11.06.03 Au courrier : du thé vert, précieux, que m'envoie Sanae, du Japon. Elle a joliment enveloppé les deux petits sachets dans une reproduction papier de photos de Françoise Dorléac - plus exactement les clichés que prend Pierre Lachenay de sa jeune maîtresse dans le film de François Truffaut, La peau douce. Je reçois également un exemplaire de la revue Bordel : c'est comme une boîte de chocolat - il y a plein de bonnes choses, de spécialités - et comme dans les boîtes de chocolat il y a les bouchées sur lesquelles je me jette, et celles que je laisse pour après, ou que je garde pour la fin. Je relis mon texte et pense que si je devais le ré-écrire aujourd'hui hé bien je n'écrirai pas : "un embarras un peu honteux". Il y a aussi l'histoire de la table basse, je changerais bien le plateau de verre, pour un plateau en verre. Mais trop tard, c'est en librairie. Pour le prochain numéro papier, si Stéphane est o.k. je proposerai bien des poèmes, parce qu'avec les poèmes ou les chansons je suis toujours sûr de m'être arrêté au bon moment, tandis qu'avec les textes plus longs, quand je les relis, je ne suis jamais satisfait, je vois toujours d'autres angles à approcher, je suis toujours tenté de prendre les poussières sur telle ou telle phrase, je me demande toujours si j'ai bien rendu le mystère sans l'épuiser ou le rendre trop indigeste, enfin dans le cas de Triptyque d'un soir de juin, je crois que ça fonctionne quand même, malgré ou avec les imperfections.

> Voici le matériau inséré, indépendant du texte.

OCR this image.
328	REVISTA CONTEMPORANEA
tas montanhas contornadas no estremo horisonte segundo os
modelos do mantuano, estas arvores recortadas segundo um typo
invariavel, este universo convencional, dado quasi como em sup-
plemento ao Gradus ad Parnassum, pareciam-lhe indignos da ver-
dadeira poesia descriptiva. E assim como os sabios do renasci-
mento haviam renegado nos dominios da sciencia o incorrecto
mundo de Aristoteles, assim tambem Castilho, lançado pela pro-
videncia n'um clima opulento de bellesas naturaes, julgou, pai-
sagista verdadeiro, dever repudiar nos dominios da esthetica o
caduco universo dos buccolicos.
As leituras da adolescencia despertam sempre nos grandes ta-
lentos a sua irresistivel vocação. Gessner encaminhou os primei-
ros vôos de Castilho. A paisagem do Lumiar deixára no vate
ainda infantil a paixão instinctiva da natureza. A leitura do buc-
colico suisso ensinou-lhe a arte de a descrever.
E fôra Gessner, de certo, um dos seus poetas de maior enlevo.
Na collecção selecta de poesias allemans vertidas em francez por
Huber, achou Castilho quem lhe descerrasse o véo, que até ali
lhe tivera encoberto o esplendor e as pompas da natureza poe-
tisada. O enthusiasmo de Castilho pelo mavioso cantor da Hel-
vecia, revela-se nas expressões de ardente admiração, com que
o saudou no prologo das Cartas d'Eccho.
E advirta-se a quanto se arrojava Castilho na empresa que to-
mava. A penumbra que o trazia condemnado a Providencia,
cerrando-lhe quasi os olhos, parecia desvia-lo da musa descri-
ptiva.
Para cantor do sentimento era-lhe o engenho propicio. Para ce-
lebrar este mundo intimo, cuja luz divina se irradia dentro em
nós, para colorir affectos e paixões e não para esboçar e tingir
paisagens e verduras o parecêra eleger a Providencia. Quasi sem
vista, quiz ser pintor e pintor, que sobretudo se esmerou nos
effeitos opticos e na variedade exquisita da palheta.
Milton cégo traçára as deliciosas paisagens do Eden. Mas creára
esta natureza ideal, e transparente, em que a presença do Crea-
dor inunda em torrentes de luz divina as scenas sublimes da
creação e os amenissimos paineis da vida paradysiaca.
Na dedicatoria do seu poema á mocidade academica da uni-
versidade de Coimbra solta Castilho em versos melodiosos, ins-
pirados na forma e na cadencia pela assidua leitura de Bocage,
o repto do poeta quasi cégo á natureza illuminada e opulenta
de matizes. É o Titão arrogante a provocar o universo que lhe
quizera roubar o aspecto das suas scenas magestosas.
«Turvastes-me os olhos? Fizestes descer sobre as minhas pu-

En ce moment je lis le récit autobiographique du grand historien d'art Fédérico Zéri, qui s'intitule joyeusement J'avoue m'être trompé, et le Journal intime de Mireille Havet, oeuvre brûlante d'une jeune poétesse des années 20, amie de Cocteau et d'Apollinaire, parisienne de moeurs libres et de bon goût puisque, pour l'amour, elle préférait les femmes aux hommes ; écriture magnifique, bien au-dessus des tartignolades d'une Sylvia Plath. Dans les trois premières minutes de la Bande du drugstore, le film de François Armanet, le deuxième plan qui montre le visage de Cécile Cassel, quasiment de profil au bord des falaises, et dont on devine la naissance du cou, est d'une beauté à couper le souffle, et tout de suite m'a évoqué Anne, pas Anne dont j'ai parlé plus haut et dont la beauté me transperce chaque fois que je la croise ou l'épie, mais Anne personnage du roman de Jean-René Huguenin : La côte sauvage. Et c'est ainsi qu'il en est de la beauté : qu'elle jaillit toujours par évocations, réminiscences, même la plus spontanée, la plus inattendue, et c'est pour cette raison que la peinture est des formes d'art celle qui me touche le plus car de Bacon à Balthus, de Staël à Piero della Francesca, il n'y a pas d'acte de peindre qui ne se fasse pas dans l'histoire de la peinture, et c'est pour ça qu'on éprouve plus de mélancolie que de désir (sexuel, au début) devant une fille dont la présence nous bouleverse, parce que c'est une brèche ouverte dans notre histoire, notre façon d'appréhender la beauté depuis toujours, c'est de l'ordre du discours - et du discours de l'invisible avec nous-mêmes qu'on trouve tout à coup matérialisé dans l'embrasure d'une fenêtre lors d'une fête épuisante une personne qui nous parle vraiment.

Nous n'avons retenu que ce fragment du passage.